Queensland Unwilling to be Left Behind by Victoria and South Australia
“It’s one for you, nineteen for me,” we would attribute to the immortal John Lennon, but for the fact that he is dead; something that immediately disqualifies the use of the word immortal.
News has just crossed our desks, and that is a most dangerous crossing, as our desks are minefields of debris where current information sometimes lays dormant for sufficient time to emerge as history, that the Queensland government is going to tax the bookmakers’ net wagering revenue to the tune of 15 percent.
That tax will go into effect on October 1, 2018, just in time to reap the harvest of the big spring thoroughbred races and the footy finals.
Do not shed any crocodile tears for the bookies, however; they will simply knock market odds down by 15 percent or find some other way to protect their profits.
A case of killing the goose that laid the golden egg?
If further proof is needed about the way governments are addicted to tax revenue, Queensland has not decided what to do with the tax money, but they are quite sure that the new revenue is critical.
The tax is projected to raise, according to the AAP, $70.9 million in its first year.
Interesting figure, that. We would have thought to say $71 million even and call it good.

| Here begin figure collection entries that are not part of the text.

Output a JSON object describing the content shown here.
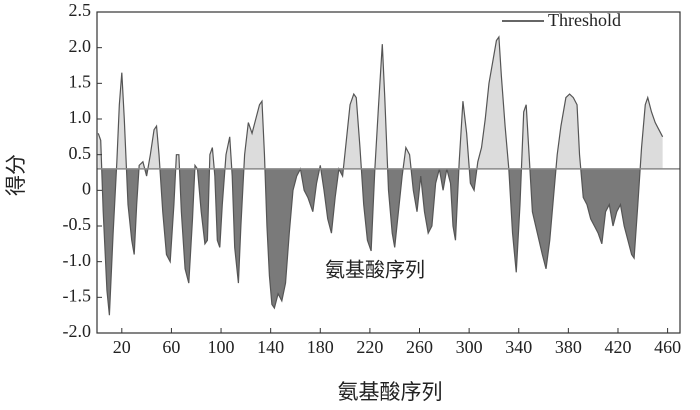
{
  "chart_data": {
    "type": "threshold-area",
    "x_label": "氨基酸序列",
    "y_label": "得分",
    "annotation": "氨基酸序列",
    "threshold": {
      "name": "Threshold",
      "value": 0.3,
      "color": "#8a8a8a"
    },
    "above_color": "#dcdcdc",
    "below_color": "#7a7a7a",
    "line_color": "#555555",
    "xlim": [
      0,
      470
    ],
    "ylim": [
      -2.0,
      2.5
    ],
    "xticks": [
      20,
      60,
      100,
      140,
      180,
      220,
      260,
      300,
      340,
      380,
      420,
      460
    ],
    "yticks": [
      {
        "value": -2.0,
        "label": "-2.0"
      },
      -1.5,
      {
        "value": -1.0,
        "label": "-1.0"
      },
      -0.5,
      0,
      0.5,
      {
        "value": 1.0,
        "label": "1.0"
      },
      1.5,
      {
        "value": 2.0,
        "label": "2.0"
      },
      2.5
    ],
    "legend": "top-right",
    "x": [
      1,
      3,
      5,
      8,
      10,
      13,
      16,
      18,
      20,
      22,
      25,
      28,
      30,
      32,
      34,
      37,
      40,
      43,
      46,
      48,
      50,
      53,
      56,
      59,
      62,
      64,
      66,
      68,
      71,
      74,
      77,
      79,
      81,
      84,
      87,
      89,
      91,
      93,
      95,
      97,
      99,
      101,
      104,
      107,
      109,
      111,
      114,
      116,
      119,
      122,
      125,
      128,
      131,
      133,
      135,
      137,
      139,
      141,
      143,
      146,
      149,
      152,
      155,
      158,
      161,
      164,
      167,
      170,
      174,
      177,
      180,
      183,
      186,
      189,
      192,
      195,
      198,
      201,
      204,
      207,
      209,
      212,
      215,
      218,
      221,
      224,
      227,
      230,
      232,
      235,
      238,
      240,
      243,
      246,
      249,
      252,
      255,
      258,
      261,
      264,
      267,
      270,
      273,
      276,
      279,
      282,
      285,
      287,
      289,
      292,
      295,
      298,
      301,
      304,
      307,
      310,
      313,
      316,
      319,
      322,
      324,
      326,
      329,
      332,
      335,
      338,
      341,
      344,
      346,
      348,
      351,
      355,
      359,
      362,
      365,
      368,
      371,
      374,
      378,
      381,
      384,
      387,
      389,
      392,
      395,
      398,
      401,
      404,
      407,
      410,
      413,
      416,
      419,
      422,
      425,
      428,
      431,
      433,
      436,
      439,
      442,
      444,
      447,
      450,
      453,
      456
    ],
    "series": [
      {
        "values": [
          0.8,
          0.7,
          -0.3,
          -1.4,
          -1.75,
          -0.6,
          0.4,
          1.2,
          1.65,
          1.0,
          -0.2,
          -0.7,
          -0.9,
          -0.2,
          0.35,
          0.4,
          0.2,
          0.5,
          0.85,
          0.9,
          0.5,
          -0.3,
          -0.9,
          -1.0,
          -0.2,
          0.5,
          0.5,
          -0.3,
          -1.1,
          -1.3,
          -0.4,
          0.35,
          0.3,
          -0.3,
          -0.75,
          -0.7,
          0.5,
          0.6,
          0.2,
          -0.7,
          -0.8,
          -0.2,
          0.5,
          0.75,
          0.2,
          -0.8,
          -1.3,
          -0.5,
          0.5,
          0.95,
          0.8,
          1.0,
          1.2,
          1.25,
          0.5,
          -0.5,
          -1.2,
          -1.6,
          -1.65,
          -1.45,
          -1.55,
          -1.3,
          -0.6,
          0.0,
          0.2,
          0.3,
          0.0,
          -0.1,
          -0.3,
          0.1,
          0.35,
          0.0,
          -0.4,
          -0.6,
          -0.1,
          0.3,
          0.2,
          0.7,
          1.2,
          1.35,
          1.3,
          0.6,
          -0.2,
          -0.7,
          -0.85,
          0.3,
          1.2,
          2.05,
          1.3,
          0.0,
          -0.6,
          -0.8,
          -0.3,
          0.2,
          0.6,
          0.5,
          0.0,
          -0.3,
          0.2,
          -0.3,
          -0.6,
          -0.5,
          0.1,
          0.3,
          0.0,
          0.3,
          0.1,
          -0.5,
          -0.7,
          0.4,
          1.25,
          0.8,
          0.1,
          0.0,
          0.4,
          0.6,
          1.0,
          1.5,
          1.8,
          2.1,
          2.15,
          1.6,
          0.9,
          0.3,
          -0.6,
          -1.15,
          -0.2,
          1.1,
          1.2,
          0.6,
          -0.3,
          -0.6,
          -0.9,
          -1.1,
          -0.7,
          -0.1,
          0.5,
          0.9,
          1.3,
          1.35,
          1.3,
          1.2,
          0.5,
          -0.1,
          -0.2,
          -0.4,
          -0.5,
          -0.6,
          -0.75,
          -0.3,
          -0.2,
          -0.5,
          -0.3,
          -0.2,
          -0.5,
          -0.7,
          -0.9,
          -0.95,
          -0.2,
          0.6,
          1.2,
          1.3,
          1.1,
          0.95,
          0.85,
          0.75
        ]
      }
    ]
  }
}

The man bites dog, or man punches kangaroo aspect of the story, is that the Queensland racing industry is lobbying to have all the money directed to support the three racing codes.
The $70.9 million figure sounds exactly like what would be required to drain the bog at Eagle Farm, except that after the money is gone, it would soon be discovered that $70.9 million was actually inadequate.
In some parts, taxes of this nature are referred to as, “sin taxes,” but the more enlightened crowd refers to them as “user fees,” as only taxpayers who support an activity pay the levy. Of course, the taxed now have less money to spend…you get the picture.
If you think Winx was short in the past, wait until you see her price for the 2018 Cox Plate.